Taxman and I also had a few meetings with the therapist. I was hoping to get a point-by-point plan to get her on to the “children would be best-advised to listen to their parents” notion, but what I got were two inquiries as to whether she had been tested for giftedness (lo and behold, she was later tested, through the national Dept. of Education, and she is). Also encouragement that we are doing the right things with her, being strict and repetitive and full of rules and constantly dragging her out from her fun little bubble of books to meet the rest of the world, replete with table manners and social cues and train schedules.
But, wow, I’m sick of it. I’m tired of the sound of my own voice. I’m tired of a five-minute task being dragged out to one hour. I’m tired of the morning song-and-dance. I’m tired of the threats to take away stuff. I’m tired of negotiating showers. I am tired of her not seeing the big picture–that if she will just put down her book for 10 damn minutes and play with AM that he will stop whining and I will back her up for having made an effort.
Apparently there is no evidence that Einstein said “The definition of insanity is doing the same thing over and over again and expecting different results,” but nevertheless I really want to try to apply that what I’m doing here, because Plan A (or B or C or whatever the hell plan we’re on) isn’t working.

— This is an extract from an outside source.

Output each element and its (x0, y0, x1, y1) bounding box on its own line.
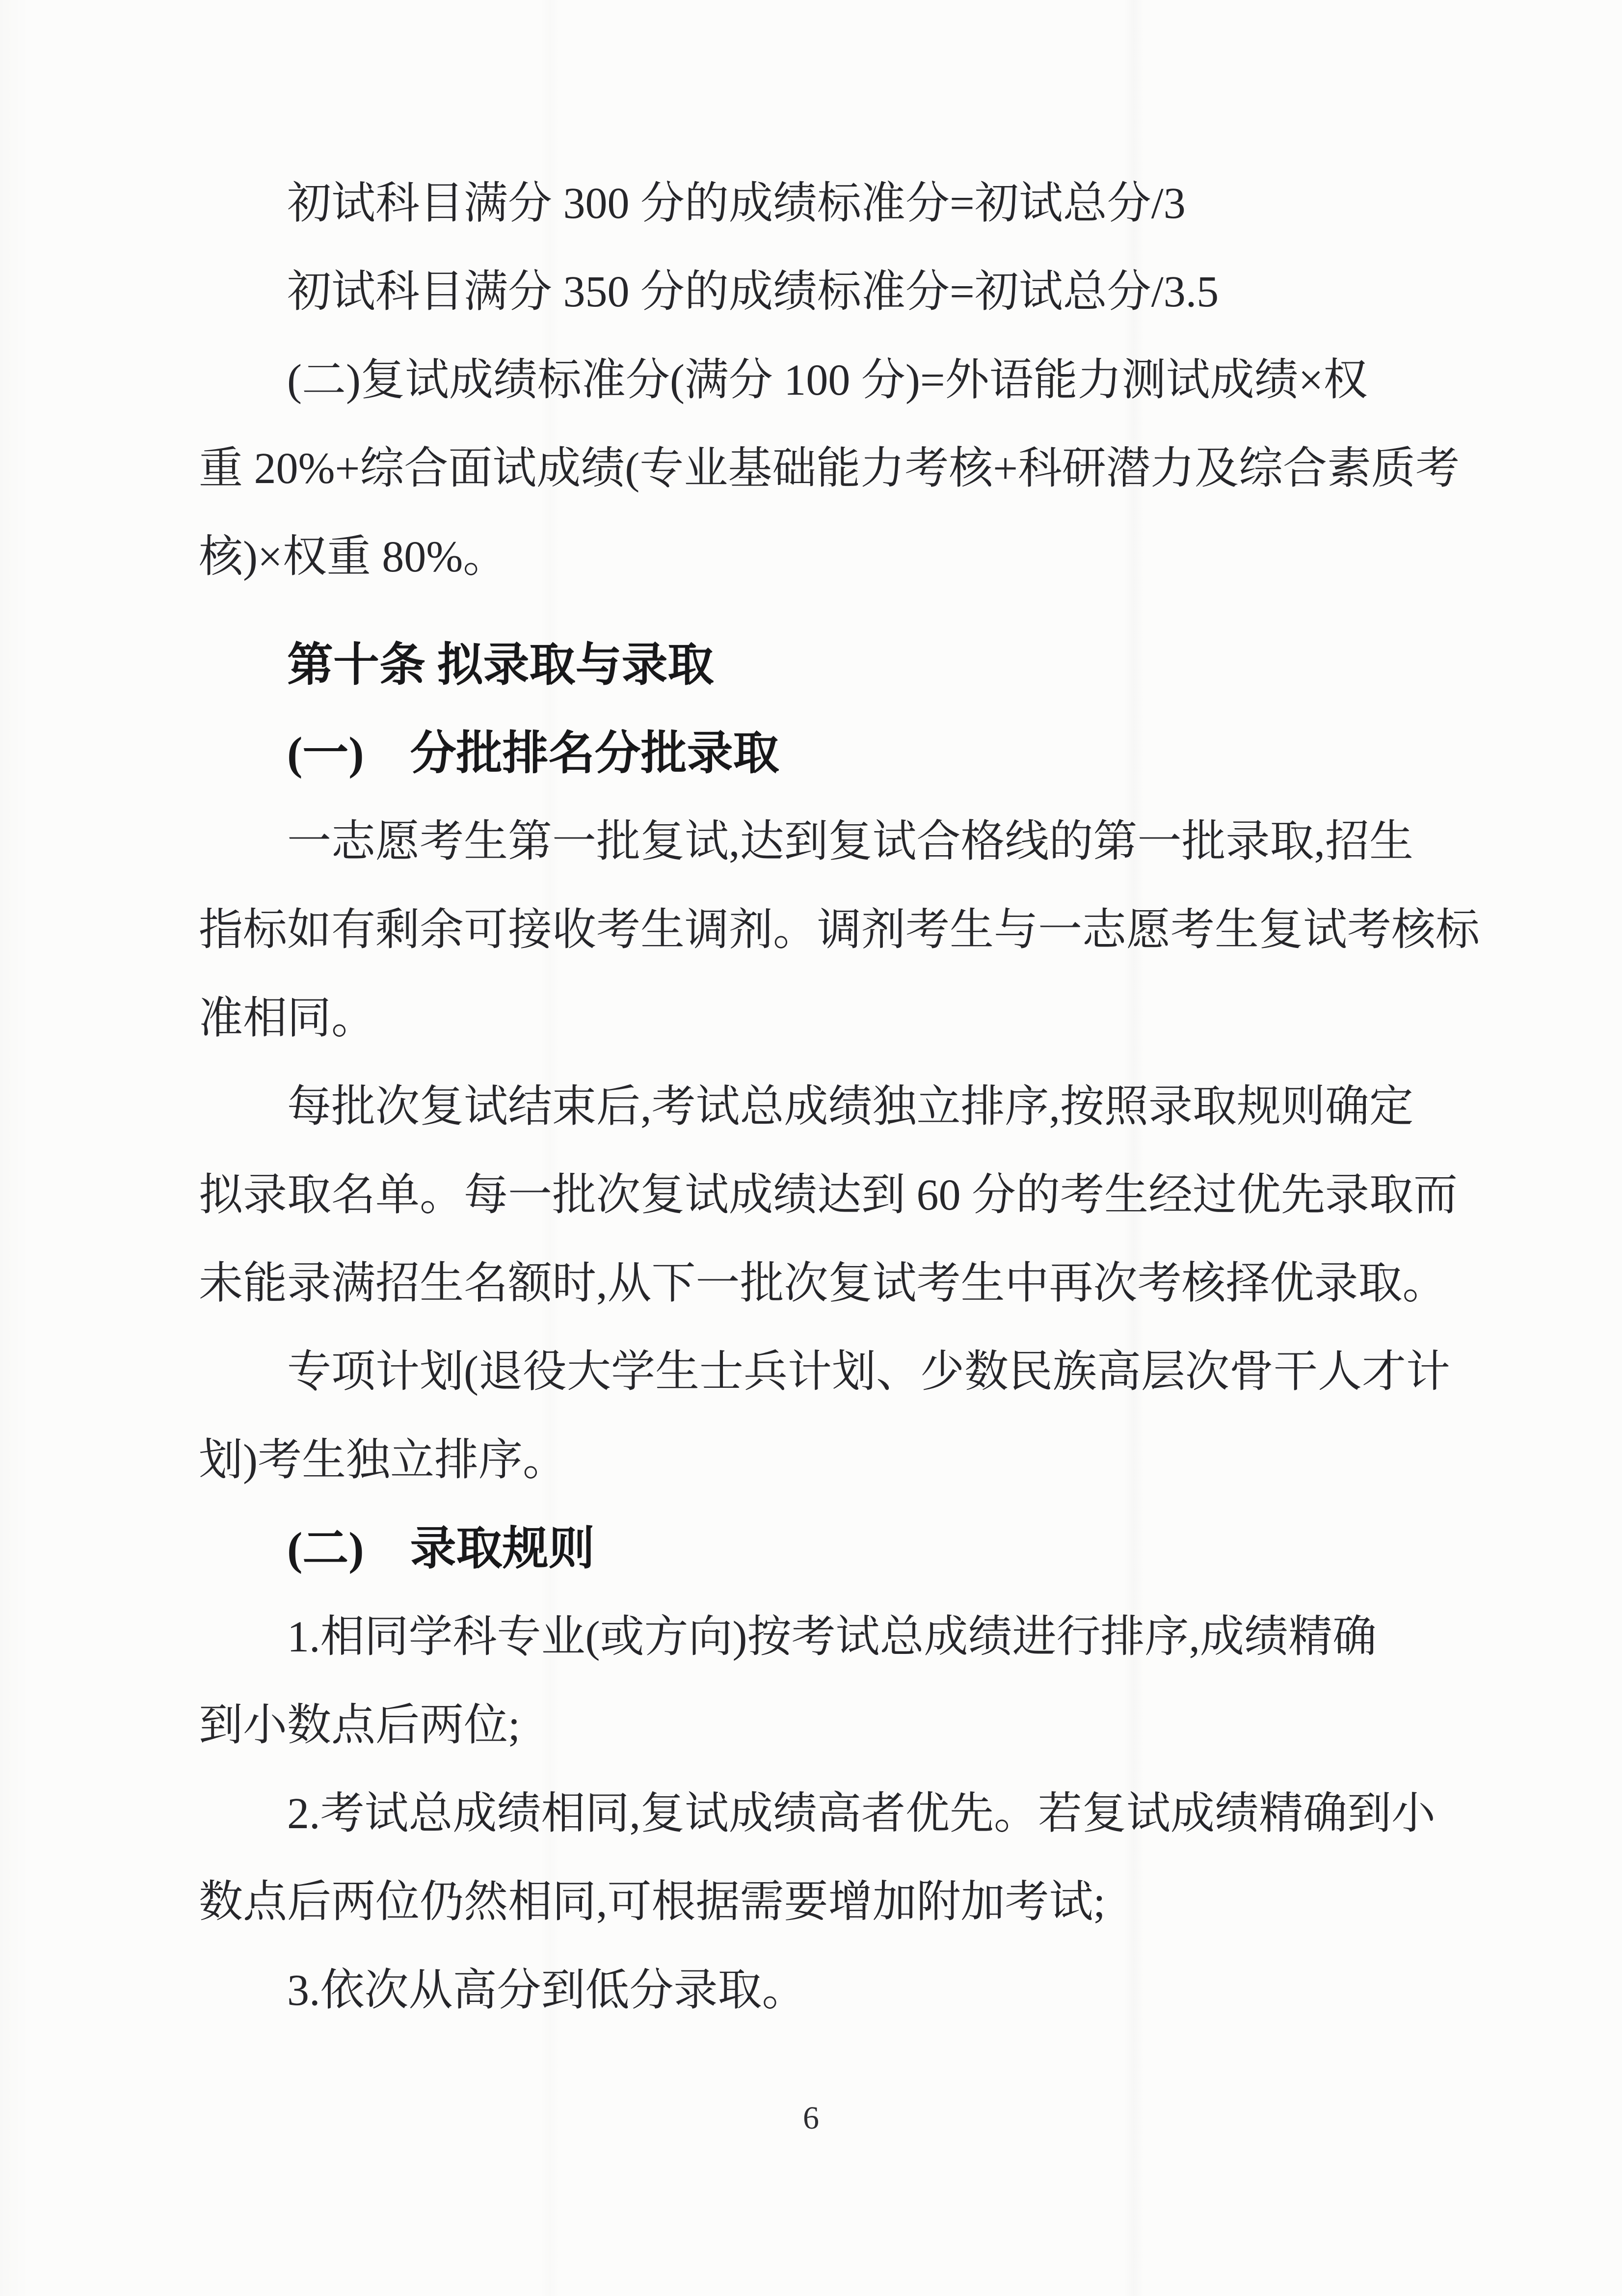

I kind of want to just let go of everything, let her dishes pile up at her place at the table, let her laundry pile up on the floor, let her dirty socks and papers and dust bunnies populate her room, not enforce bedtime, let her go to school without putting on sunscreen (although this would cause me guilt in extremis–it is like the surface of the sun out there lately).
I want her to be easy. Just to see what that would be like. I mean, I’d probably think she was now a zombie or a Stepford Wife, but it might be pleasant. And not attract the attention of the neighbors with all the yelling all the time.
So…let us see if I can, just a smidge, let go.